Top 10 Most Popular General Forestry Schools

1. Yale University (New Haven, Connecticut)
2. Virginia Polytechnic Institute and State University (Blacksburg, Virginia)
3. University of Florida (Gainesville, Florida)
4. University of Wisconsin, Stevens Point (Stevens Point, Wisconsin)
5. Southern Illinois University, Carbondale (Carbondale, Illinois)
6. Reedley College (Reedley, California)
7. California Polytechnic State University, San Luis Obispo (San Luis Obispo, California)
8. The University of Montana, Missoula (Missoula, Montana)
9. University of Washington, Seattle Campus (Seattle, Washington)
10. Mississippi State University (Mississippi State, Mississippi)

See All General Forestry Schools

Employment and Job Outlook for Foresters

Number of People in Profession

10,230

Changing Employment (2008-2018)

Employment is projected to grow about as fast as average (increase 7 - 13%).

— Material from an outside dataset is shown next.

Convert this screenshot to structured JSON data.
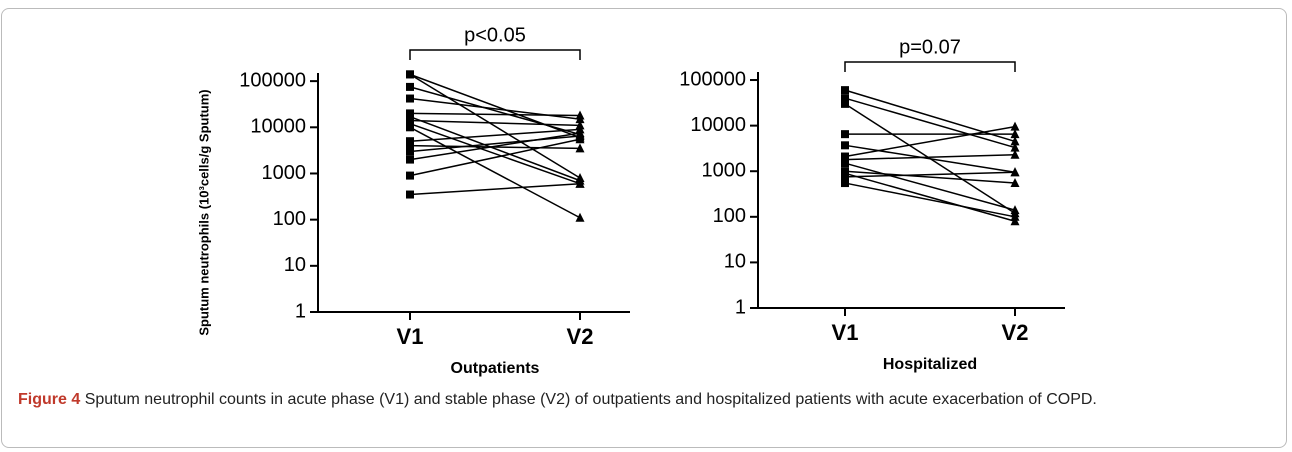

More than half of all foresters work for the government including the USDA’s Forest Service and a majority of new jobs will be found there. A few foresters work as consultants or procurement foresters, self-employed. Sawmills, logging companies and wood product manufacturers also employ some foresters.

Foresters are expected to see a 12 percent employment growth, which is about as fast as average compared to all occupations. The prevention and mitigation of wildfires is now the primary concern for forest management within government agencies as more and more devastating and costly fires occur. Funding boosts and new programs will lead to new opportunities for foresters. They will need to manage lands to minimize fire risk, mitigate impact and restore affected lands.

In addition, new revitalization and city-planning will require more urban foresters. Investments in conservation programs such as using forests to sequester carbon admissions and to develop renewable forms of energy will also spur growth, requiring foresters.

In the private sector, procurement foresters will find few new jobs due to slow growth in the timber and logging industry. Modest growth will occur for self-employed foresters advising private landowners.

In the government, many foresters will retire of the next decade resulting in an increase in jobs for foresters. Those workers with a 4-year degree and good technical and communication skills should find the best opportunities at the entry-level.

Earnings and Salary for Foresters

Foresters earn median annual wages of $53,840. The highest 10 percent earn above $75,310, the lowest 10 percent earn under $35,250 and the middle 50 percent earn between $43,310 and $65,800. Foresters working for the Federal Government earned average annual salaries of $71,558.

Government agencies and large private firms typically offer the most generous benefits including health plans and pensions.

Annual Salary for Foresters

On average, Foresters earn $53,840 per year.